Quitting Work

So I woke up this past Friday morning after another negative dream (not exactly a nightmare) and realized something. I cared way too much, even in my subconscious, about things that don't matter. I was upset, over a dream, at a person in real life! In a situation they would never be in! So, I need to step away from the reality and give my subconscious better things to do than over-analyze my work relationships, which are polite and kind but otherwise pretty nonexistent. I used to think I was okay with that, but if I'm going to be honest with myself, I'm not. I'm lonely at my job and since my job is getting most of my time, and further efforts at friendship have been met kindly but not with any real growth, I think I need to step back from trying and from my job.

Yes, I am quitting my job. Not because I am lonely at it; that only made the decision easier. I am quitting because my schedule is so hectic that I am stressed all of the time. My schoolwork is suffering, my home life is suffering, and my actual friendships are suffering. And worst of all, my health is suffering.

"If you haven't got your health, you haven't got anything." - Count Rugen, Princess Bride.

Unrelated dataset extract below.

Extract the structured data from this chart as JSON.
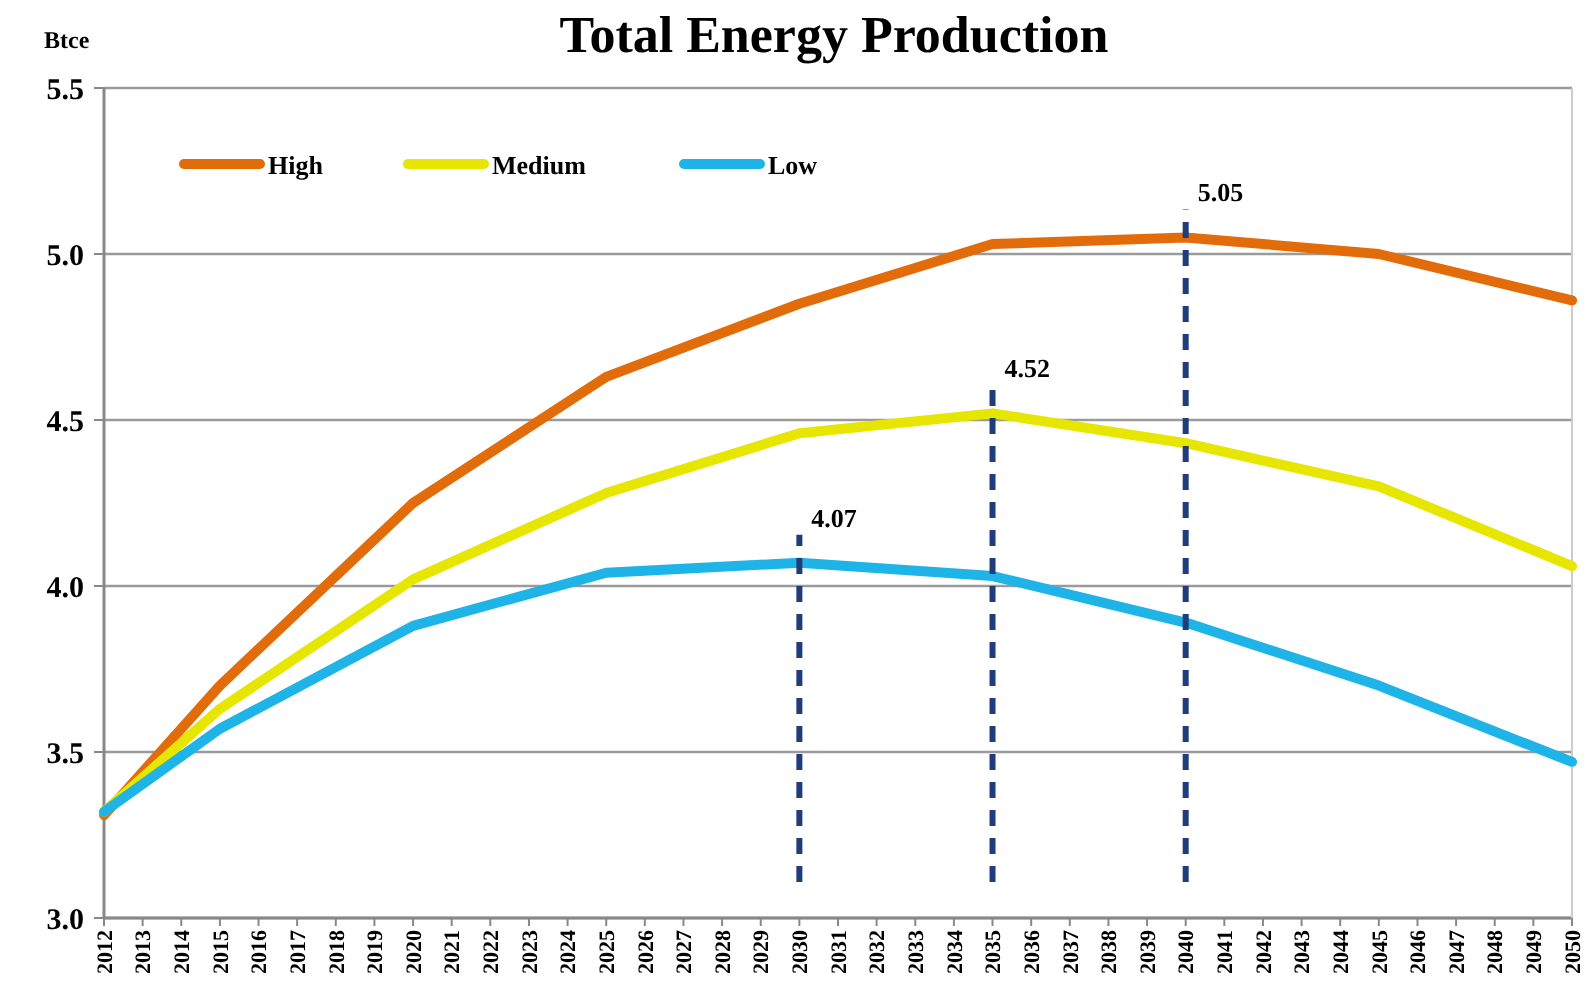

I've been sick over a dozen times this year. Previously, it was a rare year when I'd be sick thrice. Every time, the sickness is worse than the previous time and I take longer to recover from it. I'm still trying to recover from my last sickness (which took me out of work for five days over the course of two weeks), and that was over three weeks ago. It was a freaking cold. Not pneumonia or bronchitis, just a cold. It responded to no medications and interfered drastically with my sleep.

No, I don't have mold in my house, yes I've aired out the house, yes I'm getting plenty of fluids and vitamins, yes I'm eating healthy(ish), and no, I am not getting enough sleep. I've been trying to get enough sleep. When I was sick, I couldn't breathe and thus had interrupted sleep and ended up pulling an accidental all-nighter as a result. Now that I am recovering, I've been plagued with nightmares and negative dreams, which makes what sleep I get not as deep nor as recuperative.

My job is not essential to our living standards. I kept it to pay off my debts faster, but if this is how life will be at my job, then I'll accept the slower rate of pay back on my debts in exchange for better mental and physical health. Even so, it only changes the date of debt freedom by one year. My husband is the most important part of my life, followed by my friends/family, and then my schooling. My work is valued several steps below those and leaving work will give me the time and chance to get my own business up and running. There really are no reasons for me to stay.